Crowley (Review)

Director: Julian Doyle | Release Date: 2008

5

So Erwin Schrödinger had a cat. He decided he would theoretically put his cat in a box with a vial of radioactive funk that would destabilize and kill the cat if so much as one atom decayed. Erwin gave himself an hour to wait and see if the fluid destabilized. At the end of the hour Erwin concluded that… he would not open the box, theorizing that at that moment he had both a living and dead cat. He reasoned that the act of opening the box and observing would change the result. This is the quantum mechanics version of a tree falling in the woods with no one to hear it... well, sort of.

If you’re like me and don’t understand how this works, why it matters and chiefly why nobody fingered Schrödinger as a suppositious sociopath when he proposed putting the imaginary cat in the theoretical box with a hypothetical vial of imaginary radioactive funk, then “Crowley” may require a lot to be taken at face value.

A side note here, at the beginning of writing this I placed a can of Coke Zero in my freezer in an attempt to better understand this cat thing. When I am done writing I will return to the freezer and decide whether I have an intact can, an exploded can, or both.

The main narrative of “Crowley’ begins some 50 years after its title character and world renowned occultist, libertine, and astrologer Aleister Crowley dies in Great Britain.
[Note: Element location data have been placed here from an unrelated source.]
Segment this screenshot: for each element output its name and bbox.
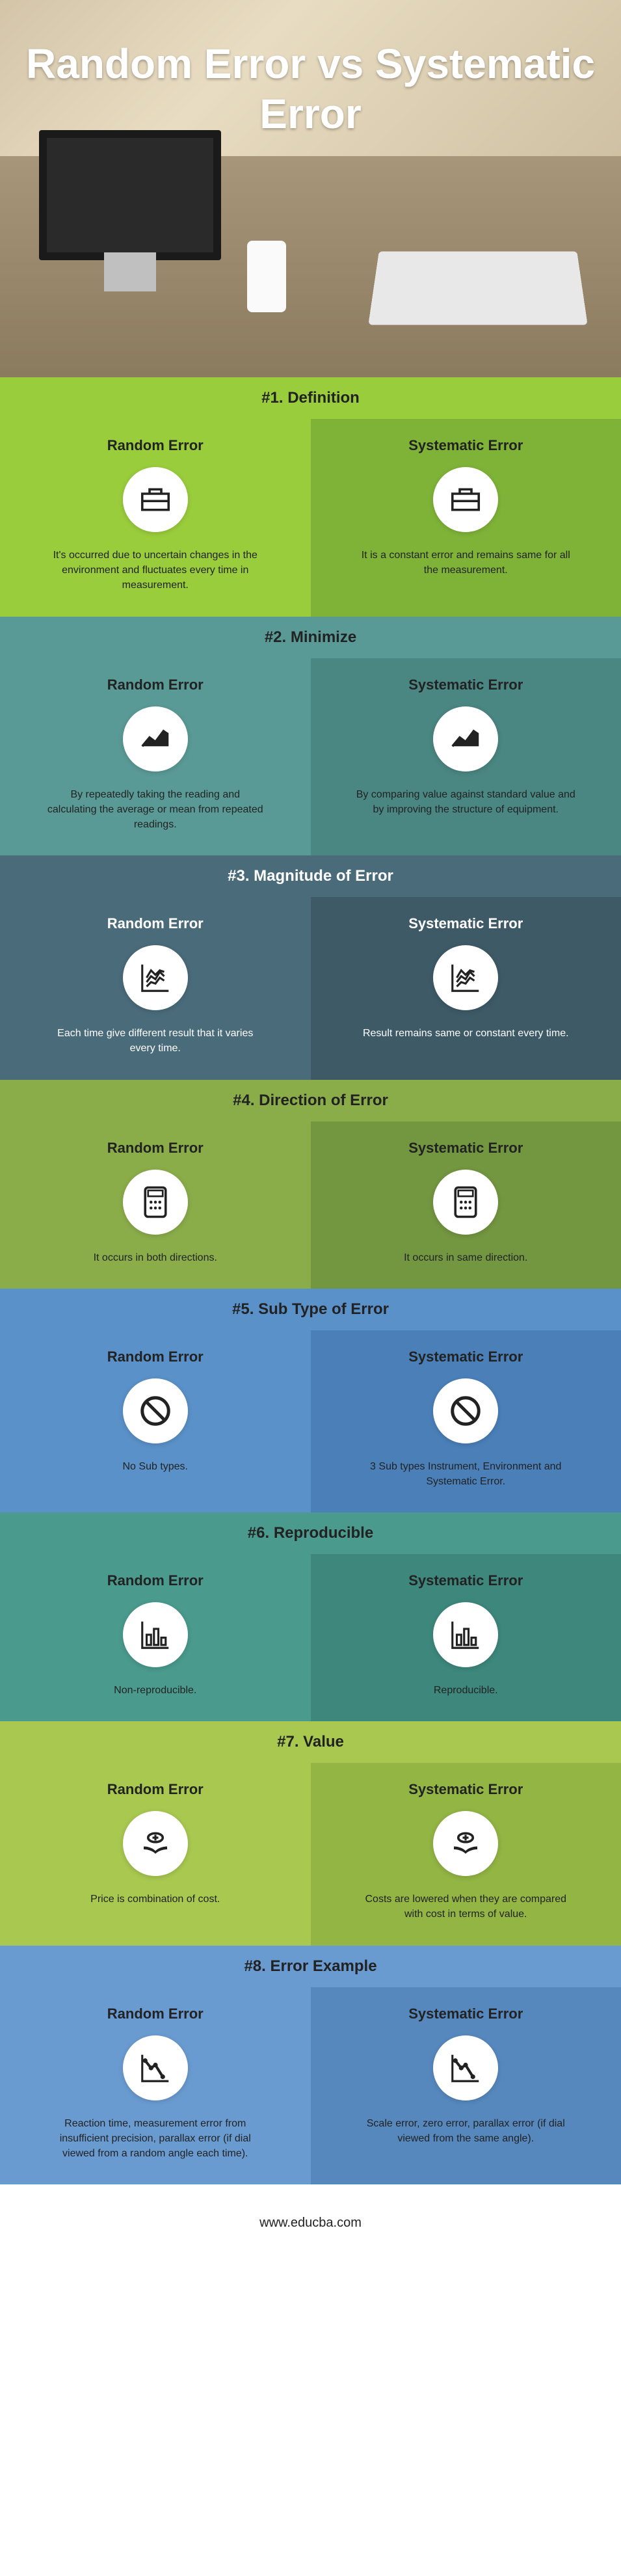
- cell-description: Result remains same or constant every ti…: [355, 1026, 576, 1041]
- cell-title: Systematic Error: [330, 1140, 602, 1157]
- cell-description: No Sub types.: [45, 1459, 266, 1474]
- cell-title: Systematic Error: [330, 437, 602, 454]
- cell-title: Systematic Error: [330, 1572, 602, 1589]
- calculator-icon: [123, 1170, 188, 1235]
- cell-random-error: Random Error It occurs in both direction…: [0, 1121, 311, 1289]
- cell-systematic-error: Systematic Error It occurs in same direc…: [311, 1121, 621, 1289]
- monitor-graphic: [39, 130, 221, 260]
- page-title: Random Error vs Systematic Error: [0, 39, 621, 139]
- cell-description: Price is combination of cost.: [45, 1892, 266, 1907]
- trend-icon: [123, 706, 188, 771]
- cell-title: Random Error: [20, 1781, 291, 1798]
- line-down-icon: [123, 2035, 188, 2100]
- cell-title: Systematic Error: [330, 677, 602, 693]
- cell-random-error: Random Error Each time give different re…: [0, 897, 311, 1079]
- cell-description: It is a constant error and remains same …: [355, 548, 576, 578]
- cell-title: Random Error: [20, 1348, 291, 1365]
- comparison-row: Random Error Price is combination of cos…: [0, 1763, 621, 1945]
- nosign-icon: [433, 1378, 498, 1443]
- cell-title: Random Error: [20, 1140, 291, 1157]
- cell-title: Systematic Error: [330, 1781, 602, 1798]
- cell-description: It occurs in both directions.: [45, 1250, 266, 1265]
- cell-systematic-error: Systematic Error It is a constant error …: [311, 419, 621, 617]
- comparison-section: #7. Value Random Error Price is combinat…: [0, 1721, 621, 1945]
- comparison-section: #4. Direction of Error Random Error It o…: [0, 1080, 621, 1289]
- cell-title: Random Error: [20, 677, 291, 693]
- cell-description: Costs are lowered when they are compared…: [355, 1892, 576, 1922]
- cell-random-error: Random Error No Sub types.: [0, 1330, 311, 1512]
- chart-lines-icon: [433, 945, 498, 1010]
- cell-systematic-error: Systematic Error Scale error, zero error…: [311, 1987, 621, 2185]
- section-header: #8. Error Example: [0, 1946, 621, 1987]
- cell-description: Reaction time, measurement error from in…: [45, 2116, 266, 2162]
- cell-description: By comparing value against standard valu…: [355, 787, 576, 817]
- cell-description: 3 Sub types Instrument, Environment and …: [355, 1459, 576, 1489]
- comparison-row: Random Error Each time give different re…: [0, 897, 621, 1079]
- cell-description: Non-reproducible.: [45, 1683, 266, 1698]
- bars-icon: [123, 1602, 188, 1667]
- money-icon: [433, 1811, 498, 1876]
- cell-systematic-error: Systematic Error 3 Sub types Instrument,…: [311, 1330, 621, 1512]
- bars-icon: [433, 1602, 498, 1667]
- cell-systematic-error: Systematic Error Reproducible.: [311, 1554, 621, 1721]
- cell-random-error: Random Error Price is combination of cos…: [0, 1763, 311, 1945]
- keyboard-graphic: [368, 251, 587, 325]
- section-header: #7. Value: [0, 1721, 621, 1763]
- cell-random-error: Random Error It's occurred due to uncert…: [0, 419, 311, 617]
- hero-banner: Random Error vs Systematic Error: [0, 0, 621, 377]
- comparison-row: Random Error Non-reproducible. Systemati…: [0, 1554, 621, 1721]
- calculator-icon: [433, 1170, 498, 1235]
- cell-description: Scale error, zero error, parallax error …: [355, 2116, 576, 2146]
- cell-random-error: Random Error By repeatedly taking the re…: [0, 658, 311, 856]
- cell-description: It's occurred due to uncertain changes i…: [45, 548, 266, 593]
- money-icon: [123, 1811, 188, 1876]
- briefcase-icon: [433, 467, 498, 532]
- cell-title: Random Error: [20, 2006, 291, 2022]
- comparison-row: Random Error Reaction time, measurement …: [0, 1987, 621, 2185]
- comparison-row: Random Error It occurs in both direction…: [0, 1121, 621, 1289]
- briefcase-icon: [123, 467, 188, 532]
- cell-description: Reproducible.: [355, 1683, 576, 1698]
- trend-icon: [433, 706, 498, 771]
- section-header: #3. Magnitude of Error: [0, 855, 621, 897]
- comparison-section: #2. Minimize Random Error By repeatedly …: [0, 617, 621, 856]
- cell-title: Random Error: [20, 915, 291, 932]
- footer-url: www.educba.com: [0, 2184, 621, 2270]
- section-header: #6. Reproducible: [0, 1512, 621, 1554]
- phone-graphic: [247, 241, 286, 312]
- comparison-section: #8. Error Example Random Error Reaction …: [0, 1946, 621, 2185]
- cell-systematic-error: Systematic Error Result remains same or …: [311, 897, 621, 1079]
- section-header: #5. Sub Type of Error: [0, 1289, 621, 1330]
- section-header: #2. Minimize: [0, 617, 621, 658]
- comparison-row: Random Error It's occurred due to uncert…: [0, 419, 621, 617]
- cell-description: It occurs in same direction.: [355, 1250, 576, 1265]
- cell-title: Systematic Error: [330, 1348, 602, 1365]
- comparison-section: #3. Magnitude of Error Random Error Each…: [0, 855, 621, 1079]
- cell-description: By repeatedly taking the reading and cal…: [45, 787, 266, 833]
- cell-systematic-error: Systematic Error Costs are lowered when …: [311, 1763, 621, 1945]
- cell-title: Random Error: [20, 1572, 291, 1589]
- cell-title: Systematic Error: [330, 2006, 602, 2022]
- chart-lines-icon: [123, 945, 188, 1010]
- cell-title: Random Error: [20, 437, 291, 454]
- cell-random-error: Random Error Non-reproducible.: [0, 1554, 311, 1721]
- cell-title: Systematic Error: [330, 915, 602, 932]
- nosign-icon: [123, 1378, 188, 1443]
- section-header: #4. Direction of Error: [0, 1080, 621, 1121]
- section-header: #1. Definition: [0, 377, 621, 419]
- comparison-section: #6. Reproducible Random Error Non-reprod…: [0, 1512, 621, 1721]
- cell-random-error: Random Error Reaction time, measurement …: [0, 1987, 311, 2185]
- comparison-section: #5. Sub Type of Error Random Error No Su…: [0, 1289, 621, 1512]
- comparison-row: Random Error No Sub types. Systematic Er…: [0, 1330, 621, 1512]
- cell-systematic-error: Systematic Error By comparing value agai…: [311, 658, 621, 856]
- comparison-row: Random Error By repeatedly taking the re…: [0, 658, 621, 856]
- comparison-section: #1. Definition Random Error It's occurre…: [0, 377, 621, 617]
- cell-description: Each time give different result that it …: [45, 1026, 266, 1056]
- line-down-icon: [433, 2035, 498, 2100]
A theoretical physicist, Joshua Mathers invents a virtual reality machine that allows the user to create a tailor made experience through interview and impulse.
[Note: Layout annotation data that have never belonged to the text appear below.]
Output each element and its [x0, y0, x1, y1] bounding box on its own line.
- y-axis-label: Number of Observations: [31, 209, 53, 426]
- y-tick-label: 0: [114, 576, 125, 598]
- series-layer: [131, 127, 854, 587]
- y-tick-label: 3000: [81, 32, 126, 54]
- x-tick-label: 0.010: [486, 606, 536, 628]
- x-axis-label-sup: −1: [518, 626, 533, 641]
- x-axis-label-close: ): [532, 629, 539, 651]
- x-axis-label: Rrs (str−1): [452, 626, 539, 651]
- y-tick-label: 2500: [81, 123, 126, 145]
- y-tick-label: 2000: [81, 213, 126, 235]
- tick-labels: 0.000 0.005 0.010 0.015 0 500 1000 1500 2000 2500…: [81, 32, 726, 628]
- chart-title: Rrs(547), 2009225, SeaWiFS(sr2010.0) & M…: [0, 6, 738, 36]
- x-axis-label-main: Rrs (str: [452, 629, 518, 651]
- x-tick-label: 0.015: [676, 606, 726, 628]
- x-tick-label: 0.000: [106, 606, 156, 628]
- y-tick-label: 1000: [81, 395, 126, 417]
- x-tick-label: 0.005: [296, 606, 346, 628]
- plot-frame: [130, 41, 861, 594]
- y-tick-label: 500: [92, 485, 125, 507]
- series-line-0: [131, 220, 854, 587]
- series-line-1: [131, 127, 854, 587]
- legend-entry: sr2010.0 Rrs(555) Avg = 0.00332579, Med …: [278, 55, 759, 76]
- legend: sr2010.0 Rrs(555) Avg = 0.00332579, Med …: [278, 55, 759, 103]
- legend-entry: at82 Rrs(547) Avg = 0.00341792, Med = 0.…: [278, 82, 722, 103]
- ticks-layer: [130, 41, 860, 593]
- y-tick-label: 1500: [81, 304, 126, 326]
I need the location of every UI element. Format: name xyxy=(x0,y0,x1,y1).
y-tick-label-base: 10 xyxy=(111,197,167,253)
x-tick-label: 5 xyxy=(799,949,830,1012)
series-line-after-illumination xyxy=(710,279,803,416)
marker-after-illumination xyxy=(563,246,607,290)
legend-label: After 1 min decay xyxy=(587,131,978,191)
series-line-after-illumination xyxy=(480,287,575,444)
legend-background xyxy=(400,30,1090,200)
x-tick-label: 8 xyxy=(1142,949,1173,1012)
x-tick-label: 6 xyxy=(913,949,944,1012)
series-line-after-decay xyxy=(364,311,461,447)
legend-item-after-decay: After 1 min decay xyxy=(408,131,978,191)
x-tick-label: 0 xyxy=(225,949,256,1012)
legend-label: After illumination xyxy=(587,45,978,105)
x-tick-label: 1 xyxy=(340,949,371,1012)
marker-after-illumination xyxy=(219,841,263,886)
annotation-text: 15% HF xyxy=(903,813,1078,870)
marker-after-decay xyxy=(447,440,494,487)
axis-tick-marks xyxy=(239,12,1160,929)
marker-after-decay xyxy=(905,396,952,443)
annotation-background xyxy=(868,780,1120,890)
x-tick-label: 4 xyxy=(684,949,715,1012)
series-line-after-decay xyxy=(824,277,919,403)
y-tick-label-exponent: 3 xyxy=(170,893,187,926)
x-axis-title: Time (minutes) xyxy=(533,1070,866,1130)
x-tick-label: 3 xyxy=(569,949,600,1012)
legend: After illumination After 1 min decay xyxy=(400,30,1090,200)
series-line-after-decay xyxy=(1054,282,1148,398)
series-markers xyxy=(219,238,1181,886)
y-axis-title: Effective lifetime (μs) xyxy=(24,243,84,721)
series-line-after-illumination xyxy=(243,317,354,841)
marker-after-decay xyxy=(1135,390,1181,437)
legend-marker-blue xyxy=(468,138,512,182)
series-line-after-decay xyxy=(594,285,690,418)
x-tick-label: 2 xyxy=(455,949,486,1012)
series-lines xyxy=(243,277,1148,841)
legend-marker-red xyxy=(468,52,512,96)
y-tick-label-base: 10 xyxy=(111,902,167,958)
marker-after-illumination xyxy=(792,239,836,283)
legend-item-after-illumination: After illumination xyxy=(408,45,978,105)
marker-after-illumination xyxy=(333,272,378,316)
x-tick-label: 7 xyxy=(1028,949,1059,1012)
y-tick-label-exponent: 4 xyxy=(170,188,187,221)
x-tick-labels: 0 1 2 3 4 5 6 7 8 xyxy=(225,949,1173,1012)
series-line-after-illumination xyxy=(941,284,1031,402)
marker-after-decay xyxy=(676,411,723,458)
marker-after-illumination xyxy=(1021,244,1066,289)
He brings the machine to Cambridge where it is used, unbeknownst to Mathers, in an experiment to recreate the spirit of Mr. Crowley and place it into the body of a classics teacher, Professor Haddo. Once back in the flesh AC sets about fashioning a ritual to birth an elemental or moonchild in order to usher in a new era where as he says (1,218 times during the 106 minute runtime) “Do what thou wilt shall be the whole of the law”. In order to stop him, Mathers ( Kal Weber) must keep Crowley from finding “The Scarlet Lady” and completing the rites of the Chemical Wedding (also the film’s alternate title) aka asexual conception.

“Crowley” is the brainchild of Iron Maiden frontman Bruce Dickinson and director Julian Doyle. It is a very ambitious concept backed up by what would seem to be a good amount of research. The time travel paradoxes and alternate realities carry some nice ideas and manage to keep outcomes somewhat mysterious as any film dealing with astral plain should. There are nice moments of irony and black humor interspersed throughout and Simon Callow while a bit thin as the stuttering Cambridge professor Haddo, is entertaining as all get out once he morphs into “The wickedest man in the world”.
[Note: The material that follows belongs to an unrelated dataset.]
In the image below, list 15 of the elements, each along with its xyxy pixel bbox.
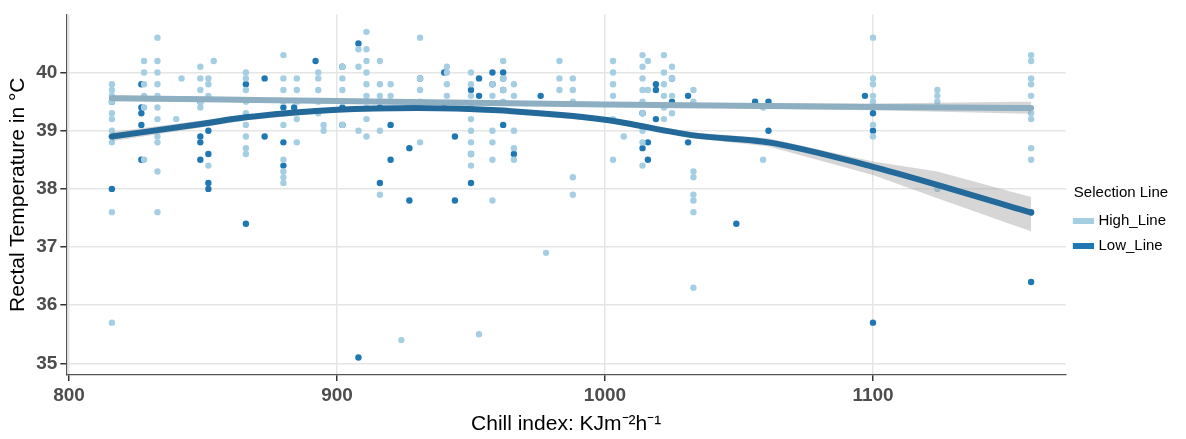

“Crowley” has several shortcomings that make it hard to recommend. In this area its greatest attributes are also some of its biggest stubbed toes. There is no doubt that Dickinson and Doyle knew the works of Aleister Crowley backwards and forwards, but their translation of the man’s concepts into film narrative falls well short of the dramatic mark. We have only a vague idea of the implications of what Aleister is trying to achieve, and his all-consuming evil manifests more scat, jizz and piss than it does blood and death. It’s not that I believe the globe would be a glorious bacchanalia should everyone act on impulse, but a world given over to soul devouring hedonism just doesn’t put the fear in me, cinematically.

There are a few other missteps in “Crowley” that are as distracting as its vague and tension impoverished plot. I was not a fan of the shooting style. The film seems pretty stagy and aside from Callow’s scenery chewing, the visual payoffs are relatively small. There is a dearth of scale in the cinematography that leaves us feeling like the repercussions are limited to the haughty halls of Cambridge.

This is only compounded by the lack of a true rival for Crowley. Callow’s Crowley is such a dominant presence that Mathers and the others working to thwart him are forgotten as soon as they leave the screen. We need a scene or scenes where the good guys distinguish themselves and even refute the assertions of the evil one. Simply solving a puzzle, especially one whose solution is already partially known to the audience, doesn’t carry suspense or compel the viewer.

Now back to the cat disguised as my can of soda. I went back to the freezer and decided that while the act of opening it may affect the outcome, I just had to know. Plus my wife would castrate me with a boning knife if she found it before I did. Upon opening I discovered one completely intact but very cold can of pop. It was actually pretty disappointing, for while I didn’t relish the thought of cleaning up the mess, a frozen eruption of brown fizz is a lot sexier than a decarbonated tin of slush.

In some ways it mirrors my feelings toward “Crowley”. The synopsis, that of a reviled cyprian alchemist back from eternity to usher in eons of satanic terror on the modern world sounds a whole lot better than what I got when I pressed play. Oh well, the toll wasn’t so heavy, one can of soda, an hour and forty five minutes lost, and one apology owed by me, to Schrödinger for butchering his theory.